Two hours into the game the Martian arrived again, and the players took their drinks. With two full bottles waiting, it looked as if the Bat was stockpiling. Each bottle he didn't touch he scored him morale points against the sea king. But that only made the man more persistent, more defiant to win. This was getting personal.

Soon the tide had hit the wedge. Massacre ensued, pieces falling like flies. Hawkgril saw her chance and took it, like vultures feasting on the leftovers, taking out figures left alone after battle. The bat changed gears and plunged his bishops into Hawkgirl's army, left exposed after marine bombardment. Before her own retuned home he had her check-mated.

One down, two to go.

As if by agreement the knight and the king attacked Lantern simultaneously, soon scoring a cooperative check-mate. Now it was time for the big duel.

With the board nearly empty, Aquaman took his king from the fort, backing what was left of his forces. The Bat did the same. They danced around, neither willing to go first. Eventually the Bat pulled an ambush and forced an exchange of queens. Only the pawns and kings remained. But he had fallen for a trap within a trap. Aqua moved his king into a suicidal double stale-mate. Whoever moved first looses. And it was Bat's turn to move. But he didn't. Aquaman frowned at him.

„There's no time limit. " The Bat replied coldly.

The other two had to agree.

The king scowled. „You're delaying the inevitable. "

The Bat did not reply. The knight and the king stared at each other for a very, very long time. Hawkgirl and Lantern fetched Oreos, reading material and generally wasted time. As long as they kept quiet no one minded. Aquaman licked his lips. The Manhunter took it as a cue and brought more drinks. The Bat's bottle joined its predecessors. Another prick at Aquaman's fraying nerves.

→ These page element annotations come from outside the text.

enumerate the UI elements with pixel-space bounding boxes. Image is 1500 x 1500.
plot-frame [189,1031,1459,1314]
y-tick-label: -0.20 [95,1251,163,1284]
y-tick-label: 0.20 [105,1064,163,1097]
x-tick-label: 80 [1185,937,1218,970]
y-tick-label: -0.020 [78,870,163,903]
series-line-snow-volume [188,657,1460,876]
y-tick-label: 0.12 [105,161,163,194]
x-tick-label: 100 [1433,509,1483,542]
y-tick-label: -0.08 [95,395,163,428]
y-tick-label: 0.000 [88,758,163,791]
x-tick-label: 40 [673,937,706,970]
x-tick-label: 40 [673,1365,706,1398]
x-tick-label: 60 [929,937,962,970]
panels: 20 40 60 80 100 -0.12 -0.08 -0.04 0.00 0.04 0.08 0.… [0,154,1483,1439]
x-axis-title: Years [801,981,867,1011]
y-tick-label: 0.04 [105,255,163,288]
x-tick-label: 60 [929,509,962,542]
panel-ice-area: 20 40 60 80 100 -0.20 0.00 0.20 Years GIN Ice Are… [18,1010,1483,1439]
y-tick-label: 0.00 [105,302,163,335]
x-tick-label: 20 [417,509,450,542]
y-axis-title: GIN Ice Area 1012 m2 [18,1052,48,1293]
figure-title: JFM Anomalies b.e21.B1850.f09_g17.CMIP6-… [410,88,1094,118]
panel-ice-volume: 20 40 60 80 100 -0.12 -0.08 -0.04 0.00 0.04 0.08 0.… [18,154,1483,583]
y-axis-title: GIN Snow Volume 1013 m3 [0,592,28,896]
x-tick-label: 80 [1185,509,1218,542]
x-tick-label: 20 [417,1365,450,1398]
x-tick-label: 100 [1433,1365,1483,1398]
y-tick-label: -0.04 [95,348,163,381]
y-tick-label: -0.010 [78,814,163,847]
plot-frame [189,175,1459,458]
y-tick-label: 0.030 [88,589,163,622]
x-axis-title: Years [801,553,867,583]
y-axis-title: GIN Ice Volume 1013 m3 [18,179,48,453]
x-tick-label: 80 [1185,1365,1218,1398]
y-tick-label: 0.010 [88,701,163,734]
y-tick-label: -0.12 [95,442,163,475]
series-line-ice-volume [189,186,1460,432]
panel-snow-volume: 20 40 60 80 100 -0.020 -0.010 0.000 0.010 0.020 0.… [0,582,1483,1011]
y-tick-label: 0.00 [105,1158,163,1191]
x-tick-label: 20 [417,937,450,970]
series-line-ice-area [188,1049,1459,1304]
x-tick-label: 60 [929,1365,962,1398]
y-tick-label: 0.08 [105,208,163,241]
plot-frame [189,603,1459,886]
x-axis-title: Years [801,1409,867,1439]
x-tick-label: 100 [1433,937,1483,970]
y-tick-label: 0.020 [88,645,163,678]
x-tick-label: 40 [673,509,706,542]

The knight folded his arms in his lap and stared blank-face into the chessboard, meditating in the middle of the game. The king groaned.

„I'm not going anywhere. " The dark knight reminded of the rules again.

„Neither am I. " The sea king ground through his teeth.

Half an hour passed in Hawk's and Lantern's half-flirtatious chatter, totally untreated to the game. Some spectators left of boredom, others set up camp, eager to see where this was going; still others came and went between chores. Aquaman swallowed. The Bat took note.

„Serve yourselves. " The Bat tipped his head at his bottles, his voice just slightly teasing.

Hawk and Lantern took one each. Aqua accepted also but still scowled.

Yet more time passed. Aquaman was starting to sweat, clench his fists. Hawk and Lantern shared curious looks. The Bat just sat. Soon the entire league gathered to see what was happening.

Totally unroyaly the sea king threw the board in rage and strung a line of juiciest maritime swears as he stomped away, slamming the toilet doors shut.

Fifty leaguers stared slack-jawed. The Dark Knight smirked.